Ted Busiek is a Republican candidate for the Massachusetts Senate—and a big fan of Donald Trump.

Over the weekend, Busiek tweeted his support for the Donald's ability to stymie opponents: "DONALD TRUMP. Putting self-righteous faggots in their place since 1993," wrote Busiek. "How I love this fellow."

Busiek, a 30-year-old Air Force veteran, linked to a video clip of Trump from back in 1993, appearing before a Congression hearing on Indian casinos.

"If you look at some of the reservations that you've approved... they don't look like Indians to me. And they don't look like Indians to Indians. And a lot of people are laughing at it," Trump said. "Only Indians can have the gaming... Why are you being discriminatory?
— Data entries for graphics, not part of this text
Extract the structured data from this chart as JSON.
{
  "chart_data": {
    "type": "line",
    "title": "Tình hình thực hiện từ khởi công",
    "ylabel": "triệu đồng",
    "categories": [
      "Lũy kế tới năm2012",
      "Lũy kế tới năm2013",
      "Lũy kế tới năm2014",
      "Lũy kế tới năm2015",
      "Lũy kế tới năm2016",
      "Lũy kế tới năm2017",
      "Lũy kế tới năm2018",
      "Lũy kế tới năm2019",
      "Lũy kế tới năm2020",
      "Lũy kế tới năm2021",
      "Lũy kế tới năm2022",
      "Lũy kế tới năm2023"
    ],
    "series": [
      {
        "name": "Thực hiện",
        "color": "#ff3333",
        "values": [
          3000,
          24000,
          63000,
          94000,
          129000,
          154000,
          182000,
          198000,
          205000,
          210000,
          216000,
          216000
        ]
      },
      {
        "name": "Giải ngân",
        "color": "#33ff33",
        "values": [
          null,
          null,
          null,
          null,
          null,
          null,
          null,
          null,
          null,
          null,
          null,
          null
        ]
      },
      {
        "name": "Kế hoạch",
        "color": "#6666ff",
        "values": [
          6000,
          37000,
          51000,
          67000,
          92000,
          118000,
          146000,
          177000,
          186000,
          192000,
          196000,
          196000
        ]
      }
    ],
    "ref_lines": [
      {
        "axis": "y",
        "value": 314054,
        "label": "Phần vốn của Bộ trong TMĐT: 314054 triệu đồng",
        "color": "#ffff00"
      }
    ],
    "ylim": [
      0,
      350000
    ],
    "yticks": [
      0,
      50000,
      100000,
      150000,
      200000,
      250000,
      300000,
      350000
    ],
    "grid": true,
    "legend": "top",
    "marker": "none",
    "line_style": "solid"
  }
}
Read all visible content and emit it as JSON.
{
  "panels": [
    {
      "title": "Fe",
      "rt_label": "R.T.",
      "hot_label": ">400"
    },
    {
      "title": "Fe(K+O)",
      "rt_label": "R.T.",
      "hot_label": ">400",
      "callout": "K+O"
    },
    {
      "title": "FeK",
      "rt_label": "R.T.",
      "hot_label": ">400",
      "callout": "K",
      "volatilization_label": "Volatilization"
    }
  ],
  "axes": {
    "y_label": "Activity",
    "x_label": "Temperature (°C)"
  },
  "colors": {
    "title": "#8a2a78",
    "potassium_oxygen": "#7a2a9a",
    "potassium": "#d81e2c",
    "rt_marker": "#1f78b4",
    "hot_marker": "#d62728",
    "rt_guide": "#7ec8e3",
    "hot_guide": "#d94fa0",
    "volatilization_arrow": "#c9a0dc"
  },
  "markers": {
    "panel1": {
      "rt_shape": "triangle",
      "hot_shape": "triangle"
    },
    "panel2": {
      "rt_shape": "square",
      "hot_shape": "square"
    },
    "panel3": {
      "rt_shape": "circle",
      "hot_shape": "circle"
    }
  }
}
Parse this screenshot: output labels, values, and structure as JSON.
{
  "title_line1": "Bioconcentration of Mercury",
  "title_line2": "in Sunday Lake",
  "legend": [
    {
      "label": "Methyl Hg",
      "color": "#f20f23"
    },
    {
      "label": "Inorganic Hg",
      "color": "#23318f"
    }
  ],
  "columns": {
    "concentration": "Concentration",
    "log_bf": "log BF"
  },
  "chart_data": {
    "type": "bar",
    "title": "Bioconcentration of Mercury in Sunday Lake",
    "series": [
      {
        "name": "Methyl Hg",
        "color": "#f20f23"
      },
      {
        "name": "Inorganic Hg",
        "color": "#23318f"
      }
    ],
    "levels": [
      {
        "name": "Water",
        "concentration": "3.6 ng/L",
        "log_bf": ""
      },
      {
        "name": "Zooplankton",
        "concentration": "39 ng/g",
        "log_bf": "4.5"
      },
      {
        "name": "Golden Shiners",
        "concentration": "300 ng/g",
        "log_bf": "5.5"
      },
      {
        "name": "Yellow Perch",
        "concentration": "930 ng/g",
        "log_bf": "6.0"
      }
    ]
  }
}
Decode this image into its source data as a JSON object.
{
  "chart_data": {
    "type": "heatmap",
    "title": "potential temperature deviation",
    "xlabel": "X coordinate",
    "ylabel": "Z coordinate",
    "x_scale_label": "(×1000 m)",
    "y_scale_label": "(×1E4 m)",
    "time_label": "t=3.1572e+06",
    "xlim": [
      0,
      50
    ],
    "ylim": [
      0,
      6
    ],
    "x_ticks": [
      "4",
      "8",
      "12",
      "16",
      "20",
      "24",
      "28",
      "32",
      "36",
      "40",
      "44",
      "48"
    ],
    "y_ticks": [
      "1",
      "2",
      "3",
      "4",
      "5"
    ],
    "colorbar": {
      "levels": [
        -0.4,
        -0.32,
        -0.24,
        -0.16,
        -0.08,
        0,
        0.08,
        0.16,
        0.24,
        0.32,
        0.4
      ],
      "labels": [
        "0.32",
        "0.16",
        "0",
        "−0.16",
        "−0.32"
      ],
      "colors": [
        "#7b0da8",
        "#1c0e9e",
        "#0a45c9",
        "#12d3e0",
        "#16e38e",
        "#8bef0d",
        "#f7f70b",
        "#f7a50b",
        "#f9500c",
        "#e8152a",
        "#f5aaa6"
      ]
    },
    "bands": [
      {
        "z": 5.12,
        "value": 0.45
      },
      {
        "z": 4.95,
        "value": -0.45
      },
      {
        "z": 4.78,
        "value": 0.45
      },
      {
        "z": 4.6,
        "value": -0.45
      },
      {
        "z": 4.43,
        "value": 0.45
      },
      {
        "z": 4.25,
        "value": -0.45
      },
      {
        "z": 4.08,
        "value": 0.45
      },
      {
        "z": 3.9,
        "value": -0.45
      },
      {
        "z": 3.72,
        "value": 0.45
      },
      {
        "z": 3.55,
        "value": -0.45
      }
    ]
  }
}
Why is it that the Indians don't pay tax, but everybody else does? I do."

Busiek told the State House News Service he didn't mean "faggot" in a "hateful sense." (Because there's a non-hateful way to use it?)

He insisted he was only saying the congressman was "kind of being a jerk," and insisted it would be "very unlikely" that he'd use that word in public if elected.

"It's hard for me to get exercised over naughty words," Busiek said. "You can insult somebody without being hateful."

He claims he has no ill will toward gay people, though he opposes marriage equality and adoption by same-sex couples.

And in June, Busiek told Governor Charlie Baker not to sign a transgender-rights bill, tweeting that "these perverts aren't who got you elected, and pandering won't make them your friends."

On a campaign site, Busiek listed as part of his platform, "the passage of laws patterned after those recently adopted in Russia and other forward-thinking nations to prohibit the promotion of homosexuality or other unhealthy sexual behavior to children."

Nonetheless, in a blogpost Tuesday, he blamed "social justice warriors" for finding fault where none lies.

I don’t really know anything about the politician; he was essentially a symbol, just a guy in some old C-SPAN footage providing a demonstration of the sort of hypocritical moral-preening that Donald Trump has become so popular for his refusal to humor...

The angle here is that the word “faggot” is offensive to decent sensibilities because it’s a derogatory slang term for homosexual. That it has an even older slang meaning of “old woman,” or that in modern parlance it’s more often used to mean “obnoxious person” (as was obviously the sense in which I meant it), were entirely immaterial.

Neither etymology nor present-day reality are relevant to the new lexicography of the neo-Puritan Social Justice Warriors.

Busiek has an uphill battle in November: The notoriously progressive Bay State passed marriage equality in 2003 and the Massachusetts state Senate is currently led by Stan Rosenberg (D-Amherst), a gay man.

Busiek, who insists he represents "anybody who works for a living," has a rather limited platform of just attacking identity politics and "social justice warriors," whom he says invent things to be victimized about.